In the past decade the aberration corrected transmission electron microscope has provided a step change in the resolution and contrast attainable for the characterization of the atomic and nanoscale structure of engineering materials. This instrumentation has also enabled another, quieter, revolution that will be the true legacy of these instruments in the physical sciences: the move from qualitative to quantitative microscopy of atomic structure and chemistry.

This presentation will cover how we got to this position, highlighting the importance characterized, stable, instrumentation, simulation of elastic and inelastic electron scattering,. It will examine results coming from the current, latest, revolution of instrumentation; that of detectors. It will outline some challenges for the future and discuss the arrival of the next generation of TEM systems in Australia.
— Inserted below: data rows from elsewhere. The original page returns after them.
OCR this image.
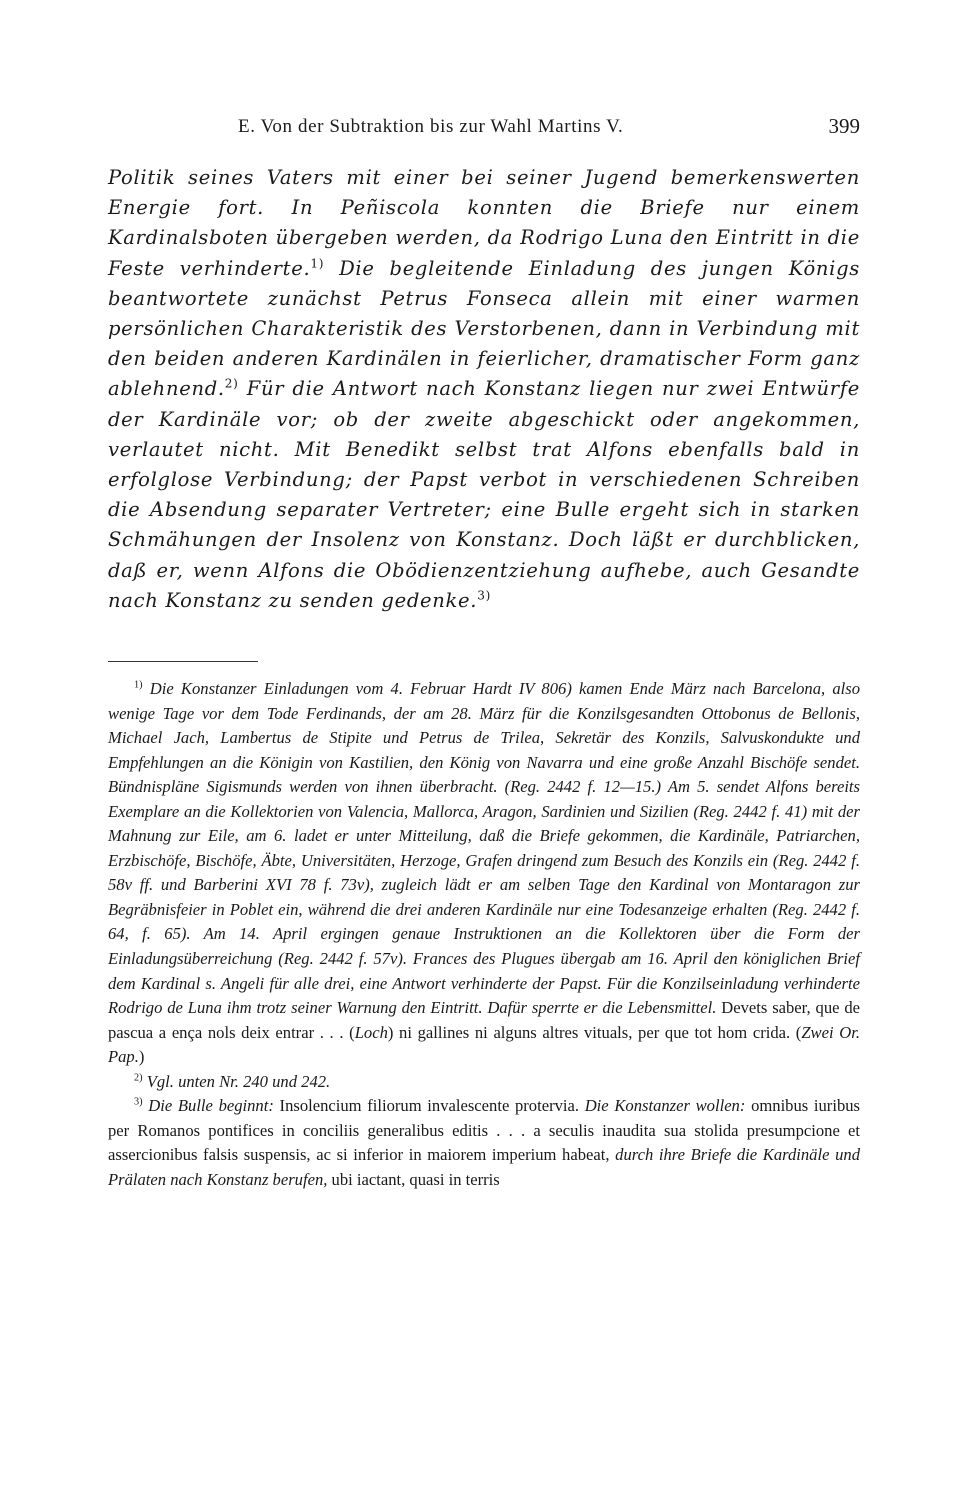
E. Von der Subtraktion bis zur Wahl Martins V.	399

Politik seines Vaters mit einer bei seiner Jugend bemerkenswerten Energie fort. In Peñiscola konnten die Briefe nur einem Kardinalsboten übergeben werden, da Rodrigo Luna den Eintritt in die Feste verhinderte.$^{1)}$ Die begleitende Einladung des jungen Königs beantwortete zunächst Petrus Fonseca allein mit einer warmen persönlichen Charakteristik des Verstorbenen, dann in Verbindung mit den beiden anderen Kardinälen in feierlicher, dramatischer Form ganz ablehnend.$^{2)}$ Für die Antwort nach Konstanz liegen nur zwei Entwürfe der Kardinäle vor; ob der zweite abgeschickt oder angekommen, verlautet nicht. Mit Benedikt selbst trat Alfons ebenfalls bald in erfolglose Verbindung; der Papst verbot in verschiedenen Schreiben die Absendung separater Vertreter; eine Bulle ergeht sich in starken Schmähungen der Insolenz von Konstanz. Doch läßt er durchblicken, daß er, wenn Alfons die Obödienzentziehung aufhebe, auch Gesandte nach Konstanz zu senden gedenke.$^{3)}$

$^{1)}$ Die Konstanzer Einladungen vom 4. Februar Hardt IV 806) kamen Ende März nach Barcelona, also wenige Tage vor dem Tode Ferdinands, der am 28. März für die Konzilsgesandten Ottobonus de Bellonis, Michael Jach, Lambertus de Stipite und Petrus de Trilea, Sekretär des Konzils, Salvuskondukte und Empfehlungen an die Königin von Kastilien, den König von Navarra und eine große Anzahl Bischöfe sendet. Bündnispläne Sigismunds werden von ihnen überbracht. (Reg. 2442 f. 12—15.) Am 5. sendet Alfons bereits Exemplare an die Kollektorien von Valencia, Mallorca, Aragon, Sardinien und Sizilien (Reg. 2442 f. 41) mit der Mahnung zur Eile, am 6. ladet er unter Mitteilung, daß die Briefe gekommen, die Kardinäle, Patriarchen, Erzbischöfe, Bischöfe, Äbte, Universitäten, Herzoge, Grafen dringend zum Besuch des Konzils ein (Reg. 2442 f. 58v ff. und Barberini XVI 78 f. 73v), zugleich lädt er am selben Tage den Kardinal von Montaragon zur Begräbnisfeier in Poblet ein, während die drei anderen Kardinäle nur eine Todesanzeige erhalten (Reg. 2442 f. 64, f. 65). Am 14. April ergingen genaue Instruktionen an die Kollektoren über die Form der Einladungsüberreichung (Reg. 2442 f. 57v). Frances des Plugues übergab am 16. April den königlichen Brief dem Kardinal s. Angeli für alle drei, eine Antwort verhinderte der Papst. Für die Konzilseinladung verhinderte Rodrigo de Luna ihm trotz seiner Warnung den Eintritt. Dafür sperrte er die Lebensmittel. Devets saber, que de pascua a ença nols deix entrar . . . (Loch) ni gallines ni alguns altres vituals, per que tot hom crida. (Zwei Or. Pap.)

$^{2)}$ Vgl. unten Nr. 240 und 242.

$^{3)}$ Die Bulle beginnt: Insolencium filiorum invalescente protervia. Die Konstanzer wollen: omnibus iuribus per Romanos pontifices in conciliis generalibus editis . . . a seculis inaudita sua stolida presumpcione et assercionibus falsis suspensis, ac si inferior in maiorem imperium habeat, durch ihre Briefe die Kardinäle und Prälaten nach Konstanz berufen, ubi iactant, quasi in terris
Dr Matthew Weyland received his Ph.D from the Department of Materials Science and Metallurgy, University of Cambridge in 2001, under the supervision of Dr. Paul Midgely. He followed this with a prestigious “Royal Commission for the Great Exhibition of 1851” fellowship, also held at Cambridge, and a postdoctoral position at to Cornell University, Ithaca NY. At these institutions his pioneering work on electron tomography opened up a new dimension in electron microscopy in materials science. In 2007 he accepted a permanent staff position at Monash University, at the then newly formed Monash Centre for Electron Microscopy. Matthew also holds a position in the Department of Materials Science and Engineering. He was responsible for the installation, and operation of the first aberration corrected TEM in Australia. He is currently preparing for the arrival in 2020 of the “UltraTEM”, a new ARC LIEF funded TEM column, in MCEM. His current research is centred on the development of quantitative techniques for the determination of materials structure and chemistry at the atomic and nanoscale in two, three and four dimensions.